Principal David Sunich offers some insight into the future of PHS without the building.
“The old Library Science building is completely shut down; [we have] no staff or students in there. We still have some materials in there that are waiting on the space they’re going to go to. We can access them, but it’s not a spot we’re supposed to be going into,” Sunich said.
The school is currently going through the process of gaining approval for the building to be torn down.
“We do have plans in place to have six new portables added to our campus that go out behind portables 1, 2, 3, 4, 5, kind of right in that grassy area behind there. And the plan is, if all goes well, we’ll have those ready to go to start next school year. So that should provide us with enough classroom spaces so all teachers will have their own classroom,” Sunich said.
Currently, two teachers teach by moving between classrooms on rolling carts, which was the only option as the school doesn’t have enough classrooms for every teacher to have their own room.
“Arthur Welch is our new social studies teacher, and he teaches most of his classes just on the second-floor hallway now in different people’s classrooms for each of his periods. And then [Melanie] Muller, one of our art teachers, teaches within the other two art teachers’ classrooms and then she has one in another classroom,” Sunich said.

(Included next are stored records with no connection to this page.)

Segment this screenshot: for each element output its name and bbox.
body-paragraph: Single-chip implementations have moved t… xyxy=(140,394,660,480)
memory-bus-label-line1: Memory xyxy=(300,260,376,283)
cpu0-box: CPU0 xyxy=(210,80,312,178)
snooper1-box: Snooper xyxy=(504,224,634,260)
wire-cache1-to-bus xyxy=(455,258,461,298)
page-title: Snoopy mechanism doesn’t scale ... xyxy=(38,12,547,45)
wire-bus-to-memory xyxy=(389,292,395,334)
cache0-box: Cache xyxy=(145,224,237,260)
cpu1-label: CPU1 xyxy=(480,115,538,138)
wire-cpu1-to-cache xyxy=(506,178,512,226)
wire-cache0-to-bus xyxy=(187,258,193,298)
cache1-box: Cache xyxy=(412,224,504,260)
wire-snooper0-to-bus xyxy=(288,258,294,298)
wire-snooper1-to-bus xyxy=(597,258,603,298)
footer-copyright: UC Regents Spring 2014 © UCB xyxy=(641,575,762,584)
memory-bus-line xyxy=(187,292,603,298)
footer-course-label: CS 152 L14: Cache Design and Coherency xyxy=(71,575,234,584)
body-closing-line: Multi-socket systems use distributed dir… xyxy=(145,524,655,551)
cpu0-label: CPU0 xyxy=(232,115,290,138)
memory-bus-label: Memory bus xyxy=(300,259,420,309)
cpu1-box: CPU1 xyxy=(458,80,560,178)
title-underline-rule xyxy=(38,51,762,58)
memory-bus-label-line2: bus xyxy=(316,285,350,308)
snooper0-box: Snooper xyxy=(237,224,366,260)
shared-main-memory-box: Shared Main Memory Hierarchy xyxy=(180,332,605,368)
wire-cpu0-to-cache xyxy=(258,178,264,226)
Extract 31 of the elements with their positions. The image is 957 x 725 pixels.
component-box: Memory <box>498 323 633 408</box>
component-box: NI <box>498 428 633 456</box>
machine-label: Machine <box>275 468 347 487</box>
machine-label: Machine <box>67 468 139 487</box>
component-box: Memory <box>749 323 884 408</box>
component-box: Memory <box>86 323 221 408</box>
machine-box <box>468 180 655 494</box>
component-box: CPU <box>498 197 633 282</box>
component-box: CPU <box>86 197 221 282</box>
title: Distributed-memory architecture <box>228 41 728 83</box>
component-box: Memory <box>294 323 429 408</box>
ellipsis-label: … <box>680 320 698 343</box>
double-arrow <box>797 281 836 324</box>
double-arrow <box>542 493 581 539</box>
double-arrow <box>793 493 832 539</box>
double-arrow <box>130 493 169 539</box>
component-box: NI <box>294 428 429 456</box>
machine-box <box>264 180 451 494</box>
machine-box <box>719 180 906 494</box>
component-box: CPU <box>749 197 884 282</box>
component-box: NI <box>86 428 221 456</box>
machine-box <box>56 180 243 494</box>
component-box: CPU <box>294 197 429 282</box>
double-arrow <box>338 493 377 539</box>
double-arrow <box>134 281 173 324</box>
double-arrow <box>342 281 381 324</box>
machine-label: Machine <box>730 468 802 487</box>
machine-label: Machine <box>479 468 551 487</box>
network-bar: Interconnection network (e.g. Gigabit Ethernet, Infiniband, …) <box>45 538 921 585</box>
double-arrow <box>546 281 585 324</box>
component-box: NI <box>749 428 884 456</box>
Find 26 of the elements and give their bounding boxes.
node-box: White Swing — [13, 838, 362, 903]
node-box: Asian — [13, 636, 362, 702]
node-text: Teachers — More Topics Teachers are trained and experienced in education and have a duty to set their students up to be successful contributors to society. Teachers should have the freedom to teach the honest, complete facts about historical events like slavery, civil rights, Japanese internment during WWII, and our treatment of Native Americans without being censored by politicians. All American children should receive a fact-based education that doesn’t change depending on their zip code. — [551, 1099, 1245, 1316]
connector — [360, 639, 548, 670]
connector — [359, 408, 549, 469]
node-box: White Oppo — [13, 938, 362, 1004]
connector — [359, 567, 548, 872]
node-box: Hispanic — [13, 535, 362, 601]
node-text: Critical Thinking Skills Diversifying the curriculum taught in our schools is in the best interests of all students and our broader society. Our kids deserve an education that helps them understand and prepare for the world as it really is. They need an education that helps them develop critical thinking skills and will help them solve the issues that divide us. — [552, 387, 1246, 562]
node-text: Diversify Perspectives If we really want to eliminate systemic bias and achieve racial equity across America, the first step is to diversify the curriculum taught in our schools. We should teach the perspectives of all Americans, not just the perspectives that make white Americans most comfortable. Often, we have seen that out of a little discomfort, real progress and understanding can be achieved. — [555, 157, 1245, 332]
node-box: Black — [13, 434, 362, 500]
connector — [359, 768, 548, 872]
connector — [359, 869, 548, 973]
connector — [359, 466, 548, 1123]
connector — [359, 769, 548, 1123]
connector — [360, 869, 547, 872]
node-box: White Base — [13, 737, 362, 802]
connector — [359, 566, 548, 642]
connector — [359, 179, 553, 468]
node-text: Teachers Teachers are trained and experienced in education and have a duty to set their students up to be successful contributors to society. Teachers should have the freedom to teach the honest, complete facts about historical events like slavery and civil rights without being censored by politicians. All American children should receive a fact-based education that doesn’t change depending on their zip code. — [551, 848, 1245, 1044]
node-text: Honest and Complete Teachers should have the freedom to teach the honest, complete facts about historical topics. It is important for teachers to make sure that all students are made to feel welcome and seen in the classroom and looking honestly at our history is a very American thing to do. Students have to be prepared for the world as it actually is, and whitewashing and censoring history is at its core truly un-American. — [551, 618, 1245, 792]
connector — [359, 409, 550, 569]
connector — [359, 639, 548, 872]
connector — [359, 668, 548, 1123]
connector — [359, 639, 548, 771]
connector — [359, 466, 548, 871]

While the building is officially closed and power has been shut off, the building is still used to store materials and textbooks that have no place to go.
“Once we’re able to remove all those books and get them to where they’re going to be housed, once we’re finished preparing the science lab that was created here in the main building, so all those science materials can be taken out of there… then it will be condemned to be permanently locked up so nobody will go in and out and then it will be officially shut,” Sunich said.